経団連は6月17日、大手企業の今夏のボーナスの平均支給額が92万5,947円となったと発表した。この金額は昨年よりも約6%減少する結果となり、新型コロナウイルスによって大企業であっても警戒心を高めている企業が多いことがわかりました。
しかし、そんなニュースにも関わらず、またしても貧乏人の不幸自慢が数多く寄せられているようだ。

「初めからボーナスゼロだから減ることもない。よかった~」
「“大企業”ねぇ。社会人の何割くらいがこの位の金額貰えてるのかしら」
などという声から、「私の30倍だわ。寸志だから」「零細企業のうちの会社は寸志程度」という声まで、実に多種多様な『我が家の貧乏自慢』合戦が繰り広げられているのである。
それだけでなく、大手企業に勤める若手社員の中にも、
「みんな90万とかもらえてるの? 大手外資製薬だけど45万くらいなんだけど」
「大手だけど92万なんて貰えないよ。せいぜい50万くらい。大手の更に一握りじゃないの!?」
と言った声も聞こえるなど、概ね平均が92万円なんて信じられないといった反応が大多数を占めていました。
私も先日ボーナスを頂きましたが、当然92万円には届きませんでした。給与水準は比較的高いものの、ボーナスは割と控えめというのが私の勤める会社の給与体系です。
一部上場企業とは言え、経団連の言う大手と言うほどではないウチの会社は夏季賞与の平均を下げる要因となっているのではないだろうかと思います。
ですが、私は貰えるだけありがたいですし、特にボーナスをあてにした家計を組んでいる訳ではありません。もちろん、他人のボーナスと比較するつもりなど全くなく、日本の大企業が相当な内部留保を貯め込んでたんだなと感じるだけです。株主より従業員に還元してくれる日本は、資本主義的には歪んだ国ですが、労働者にしてみれば良い国です。
ボーナスが寸志だと文句を言う方も多いかもしれませんが、そもそも中小企業や零細企業では、好景気だった2010年代でもボーナスは寸志であった企業がほとんどで、こうして大企業のボーナス待遇に文句を言うのは今に始まったことではありません。
そもそも、ボーナスというのは業績に連動して好成績だったときに社員に対しての奨励として支給されているもののはずですから、『ボーナスありき』で生活していること自体が、謂わば間違っていると言えるのではないでしょうか。

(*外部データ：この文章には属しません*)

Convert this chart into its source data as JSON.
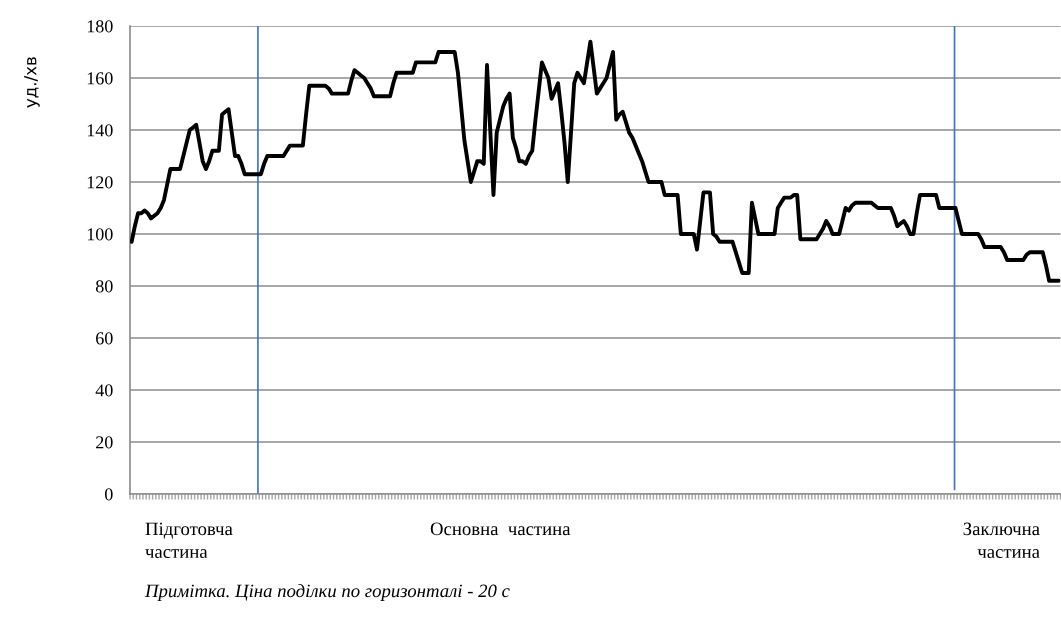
{
  "chart_data": {
    "type": "line",
    "ylabel": "уд./хв",
    "annotations": [
      "Підготовча\nчастина",
      "Основна  частина",
      "Заключна\nчастина",
      "Примітка. Ціна поділки по горизонталі - 20 с"
    ],
    "color": "#000000",
    "categories": [
      null,
      null,
      null,
      null,
      null,
      null,
      null,
      null,
      null,
      null,
      null,
      null,
      null,
      null,
      null,
      null,
      null,
      null,
      null,
      null,
      null,
      null,
      null,
      null,
      null,
      null,
      null,
      null,
      null,
      null,
      null,
      null,
      null,
      null,
      null,
      null,
      null,
      null,
      null,
      null,
      null,
      null,
      null,
      null,
      null,
      null,
      null,
      null,
      null,
      null,
      null,
      null,
      null,
      null,
      null,
      null,
      null,
      null,
      null,
      null,
      null,
      null,
      null,
      null,
      null,
      null,
      null,
      null,
      null,
      null,
      null,
      null,
      null,
      null,
      null,
      null,
      null,
      null,
      null,
      null,
      null,
      null,
      null,
      null,
      null,
      null,
      null,
      null,
      null,
      null,
      null,
      null,
      null,
      null,
      null,
      null,
      null,
      null,
      null,
      null,
      null,
      null,
      null,
      null,
      null,
      null,
      null,
      null,
      null,
      null,
      null,
      null,
      null,
      null,
      null,
      null,
      null,
      null,
      null,
      null,
      null,
      null,
      null,
      null,
      null,
      null,
      null,
      null,
      null,
      null,
      null,
      null,
      null,
      null,
      null,
      null,
      null,
      null,
      null,
      null,
      null,
      null,
      null,
      null,
      null,
      null,
      null,
      null,
      null,
      null,
      null,
      null,
      null,
      null,
      null,
      null,
      null,
      null,
      null,
      null,
      null,
      null,
      null,
      null,
      null,
      null,
      null,
      null,
      null,
      null,
      null,
      null,
      null,
      null,
      null,
      null,
      null,
      null,
      null,
      null,
      null,
      null,
      null,
      null,
      null,
      null,
      null,
      null,
      null,
      null,
      null,
      null,
      null,
      null,
      null,
      null,
      null,
      null,
      null,
      null,
      null,
      null,
      null,
      null,
      null,
      null,
      null,
      null,
      null,
      null,
      null,
      null,
      null,
      null,
      null,
      null,
      null,
      null,
      null,
      null,
      null,
      null,
      null,
      null,
      null,
      null,
      null,
      null,
      null,
      null,
      null,
      null,
      null,
      null,
      null,
      null,
      null,
      null,
      null,
      null,
      null,
      null,
      null,
      null,
      null,
      null,
      null,
      null,
      null,
      null,
      null,
      null,
      null,
      null,
      null,
      null,
      null,
      null,
      null,
      null,
      null,
      null,
      null,
      null,
      null,
      null,
      null,
      null,
      null,
      null,
      null,
      null,
      null,
      null,
      null,
      null,
      null,
      null,
      null,
      null,
      null,
      null,
      null,
      null,
      null,
      null,
      null,
      null
    ],
    "values": [
      97,
      103,
      108,
      108,
      109,
      108,
      106,
      107,
      108,
      110,
      113,
      119,
      125,
      125,
      125,
      125,
      130,
      135,
      140,
      141,
      142,
      135,
      128,
      125,
      128,
      132,
      132,
      132,
      146,
      147,
      148,
      139,
      130,
      130,
      127,
      123,
      123,
      123,
      123,
      123,
      123,
      127,
      130,
      130,
      130,
      130,
      130,
      130,
      132,
      134,
      134,
      134,
      134,
      134,
      146,
      157,
      157,
      157,
      157,
      157,
      157,
      156,
      154,
      154,
      154,
      154,
      154,
      154,
      159,
      163,
      162,
      161,
      160,
      158,
      156,
      153,
      153,
      153,
      153,
      153,
      153,
      158,
      162,
      162,
      162,
      162,
      162,
      162,
      166,
      166,
      166,
      166,
      166,
      166,
      166,
      170,
      170,
      170,
      170,
      170,
      170,
      162,
      149,
      136,
      128,
      120,
      124,
      128,
      128,
      127,
      165,
      140,
      115,
      139,
      144,
      149,
      152,
      154,
      137,
      133,
      128,
      128,
      127,
      130,
      132,
      144,
      155,
      166,
      163,
      160,
      152,
      155,
      158,
      147,
      135,
      120,
      139,
      158,
      162,
      160,
      158,
      166,
      174,
      164,
      154,
      156,
      158,
      160,
      165,
      170,
      144,
      146,
      147,
      143,
      139,
      137,
      134,
      131,
      128,
      124,
      120,
      120,
      120,
      120,
      120,
      115,
      115,
      115,
      115,
      115,
      100,
      100,
      100,
      100,
      100,
      94,
      105,
      116,
      116,
      116,
      100,
      99,
      97,
      97,
      97,
      97,
      97,
      93,
      89,
      85,
      85,
      85,
      112,
      106,
      100,
      100,
      100,
      100,
      100,
      100,
      110,
      112,
      114,
      114,
      114,
      115,
      115,
      98,
      98,
      98,
      98,
      98,
      98,
      100,
      102,
      105,
      103,
      100,
      100,
      100,
      105,
      110,
      109,
      111,
      112,
      112,
      112,
      112,
      112,
      112,
      111,
      110,
      110,
      110,
      110,
      110,
      107,
      103,
      104,
      105,
      103,
      100,
      100,
      108,
      115,
      115,
      115,
      115,
      115,
      115,
      110,
      110,
      110,
      110,
      110,
      110,
      105,
      100,
      100,
      100,
      100,
      100,
      100,
      98,
      95,
      95,
      95,
      95,
      95,
      95,
      93,
      90,
      90,
      90,
      90,
      90,
      90,
      92,
      93,
      93,
      93,
      93,
      93,
      88,
      82,
      82,
      82,
      82
    ],
    "ylim": [
      0,
      180
    ],
    "yticks": [
      0,
      20,
      40,
      60,
      80,
      100,
      120,
      140,
      160,
      180
    ],
    "grid": "y"
  }
}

私もボーナスが貰えないと追加投資用の資金を確保しづらくなるので、嫌なことは嫌ですが、ボーナスに頼って生活をしているわけではないので、最悪支給されなくても困窮することはないだろうと思います。
それだけでなく、私は保有している株式資産から年間およそ日本円にして60万円程度の配当金をいただけるので、ボーナスをあてにしなくても最悪、給与以外の所得を確保することはできています。
給与所得とボーナスだけが収入源という家庭であれば、新型コロナウイルスのような不測の事態では家計が圧迫され、ジリ貧になることもありますので、それに対する予防策として重要なのが、株式投資などを中心とした長期的な目線での資産形成だと思います。
初めのうちから大金を得ることは不可能ですが、時間をかけてコツコツと優良企業の株に投資を続け、優良企業であり続ける限りは下落場面でも決して売らずにむしろ買い増しするという姿勢を一貫するだけで、5年、10年単位で見ればそこそこの資産を築くことができ、さらに20年、30年という長期スパンで見れば、着実に大きな資産に膨らんでいることでしょう。
さらに米国のように適切な資本主義国家においては、会社のオーナーである株主を重視した経営がされており、よほどのことがない限りは減配したり無配に陥ったりということはありません。
今回のように無配になる企業が多いのは、本当によほどの緊急事態だということでしょう。それでも優良企業の株にある程度分散投資していれば、その中のほとんどの企業はこんなご時世でも増配をしてくれたり配当金を維持してくれたりしているのがよくわかります。
ボーナスよりも配当金の方がよほど嬉しいというのが私の正直な感想です。

ボーナスが少ない、ボーナスなんて無いと言いながら、大手企業の社員を羨む生活をするくらいなら、少ないながらも収入の一部を取っておいて、それをもとに投資を始め、将来は他人のボーナスなんて気にならないというくらいの資産を築くためにも、文句タラタラの人ほど1日でも早く株式投資を始められてはいかがでしょうか。